図12は、本発明による周波数粗調整の方法の変形例を示している。図12(A)に示すように、下側ガラスマスク53には、凹部44に代えて、上側ガラスマスク41の開口43と同じ複数の開口54が貫設されている。図12(B)に示すように、中間水晶ウエハ30を挟んでその上面及び下面にそれぞれ上側及び下側ガラスマスク41,53を重ね合わせたとき、水晶振動片5の上下両面がそれぞれ前記上側及び下側ガラスマスクの開口43,54内に露出する。
従って、図13に示すように、中間水晶ウエハ30と上側及び下側ガラスマスク41,53との積層体は、その上下両側からレーザビーム45,55を照射して、周波数の粗調整を行うことができる。特に、水晶振動子の小型化が進めば進むほど、水晶振動片の重りも面積が小さくなるから、両側から周波数調整できることによって、その調整幅をより大きく設定でき、更に高精度に周波数調整することができる。
更に、別の実施例では、水晶振動子1の中間水晶板2即ち中間水晶ウエハ30を、外枠6の板厚が水晶振動片5よりも厚み方向上下双方に厚くなるように形成することができる。従って、上側及び下側基板3,4即ち上側及び下側ガラスウエハ31,32は、中間水晶板2との対向面を平坦にした平板で構成することができる。その場合、周波数粗調整のために中間水晶ウエハ30に積層する下側ガラスマスク42は、同様に凹部の無い平板で構成することができる。
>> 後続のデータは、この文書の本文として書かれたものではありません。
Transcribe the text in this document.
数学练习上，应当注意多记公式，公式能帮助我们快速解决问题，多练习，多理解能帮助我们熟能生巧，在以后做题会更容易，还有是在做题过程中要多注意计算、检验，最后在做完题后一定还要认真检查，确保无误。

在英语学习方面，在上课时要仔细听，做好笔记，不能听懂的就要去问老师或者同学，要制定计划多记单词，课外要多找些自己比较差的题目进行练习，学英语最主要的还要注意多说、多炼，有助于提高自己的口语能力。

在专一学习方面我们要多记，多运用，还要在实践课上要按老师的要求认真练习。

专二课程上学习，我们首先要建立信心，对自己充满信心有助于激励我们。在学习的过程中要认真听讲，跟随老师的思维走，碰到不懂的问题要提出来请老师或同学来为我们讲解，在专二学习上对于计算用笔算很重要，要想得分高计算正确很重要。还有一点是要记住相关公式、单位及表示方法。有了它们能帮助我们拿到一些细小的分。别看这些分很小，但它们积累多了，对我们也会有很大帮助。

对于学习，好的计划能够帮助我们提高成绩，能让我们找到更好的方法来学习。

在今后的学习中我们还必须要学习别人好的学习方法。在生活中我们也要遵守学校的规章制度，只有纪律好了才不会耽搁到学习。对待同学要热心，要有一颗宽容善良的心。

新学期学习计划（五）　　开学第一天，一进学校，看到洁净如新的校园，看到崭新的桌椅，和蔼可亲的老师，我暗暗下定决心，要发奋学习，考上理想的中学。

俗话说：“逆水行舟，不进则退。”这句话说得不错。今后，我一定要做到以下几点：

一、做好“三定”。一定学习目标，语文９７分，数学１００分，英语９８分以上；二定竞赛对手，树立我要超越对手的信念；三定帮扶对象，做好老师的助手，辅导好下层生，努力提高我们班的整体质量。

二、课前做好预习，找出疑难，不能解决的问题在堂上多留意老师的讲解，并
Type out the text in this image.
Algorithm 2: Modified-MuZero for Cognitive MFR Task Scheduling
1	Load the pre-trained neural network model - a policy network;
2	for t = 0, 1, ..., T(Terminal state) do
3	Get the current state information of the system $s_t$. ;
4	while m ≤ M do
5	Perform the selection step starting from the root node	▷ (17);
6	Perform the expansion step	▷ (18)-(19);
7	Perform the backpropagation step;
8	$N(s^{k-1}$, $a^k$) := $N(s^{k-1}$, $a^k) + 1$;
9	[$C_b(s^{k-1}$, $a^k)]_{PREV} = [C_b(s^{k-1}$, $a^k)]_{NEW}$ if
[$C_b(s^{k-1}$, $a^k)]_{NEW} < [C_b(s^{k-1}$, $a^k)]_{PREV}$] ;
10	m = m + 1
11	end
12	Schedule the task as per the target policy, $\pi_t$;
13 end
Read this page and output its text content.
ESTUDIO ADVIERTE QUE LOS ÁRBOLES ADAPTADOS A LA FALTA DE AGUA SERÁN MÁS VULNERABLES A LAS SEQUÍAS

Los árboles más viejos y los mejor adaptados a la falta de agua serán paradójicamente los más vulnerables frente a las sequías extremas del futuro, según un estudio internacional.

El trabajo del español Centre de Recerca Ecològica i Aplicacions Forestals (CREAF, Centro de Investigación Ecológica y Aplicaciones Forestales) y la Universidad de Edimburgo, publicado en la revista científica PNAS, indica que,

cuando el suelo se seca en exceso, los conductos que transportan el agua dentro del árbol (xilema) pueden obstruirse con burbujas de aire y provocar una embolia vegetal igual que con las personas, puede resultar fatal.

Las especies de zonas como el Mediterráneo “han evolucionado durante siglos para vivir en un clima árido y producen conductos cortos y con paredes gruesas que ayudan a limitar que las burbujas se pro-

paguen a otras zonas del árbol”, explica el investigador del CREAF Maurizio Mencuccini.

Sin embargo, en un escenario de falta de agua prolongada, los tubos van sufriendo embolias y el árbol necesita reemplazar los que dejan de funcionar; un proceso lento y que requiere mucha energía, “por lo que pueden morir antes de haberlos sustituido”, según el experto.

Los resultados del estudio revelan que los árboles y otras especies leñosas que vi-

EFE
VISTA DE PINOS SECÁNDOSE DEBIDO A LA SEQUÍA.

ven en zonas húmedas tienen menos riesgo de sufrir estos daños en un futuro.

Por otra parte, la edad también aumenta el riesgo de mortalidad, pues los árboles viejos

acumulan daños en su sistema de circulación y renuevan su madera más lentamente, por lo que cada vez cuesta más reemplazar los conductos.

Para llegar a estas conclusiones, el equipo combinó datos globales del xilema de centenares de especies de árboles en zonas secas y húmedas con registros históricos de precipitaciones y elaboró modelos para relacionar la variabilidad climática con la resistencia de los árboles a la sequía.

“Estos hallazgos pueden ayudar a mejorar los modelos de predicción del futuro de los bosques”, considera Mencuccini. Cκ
また、中間水晶板2即ち中間水晶ウエハ30を、外枠6の板厚が水晶振動片5よりも厚み方向上下いずれか一方に厚く形成することができる。
以上、本発明の好適な実施例について詳細に説明したが、本発明は、上記実施例に様々な変形・変更を加えて実施することができる。例えば、音叉型水晶振動子に代えて厚みすべり振動モードの水晶振動子についても同様に適用することができる。その場合、下側基板に設けた封止孔は省略することができる。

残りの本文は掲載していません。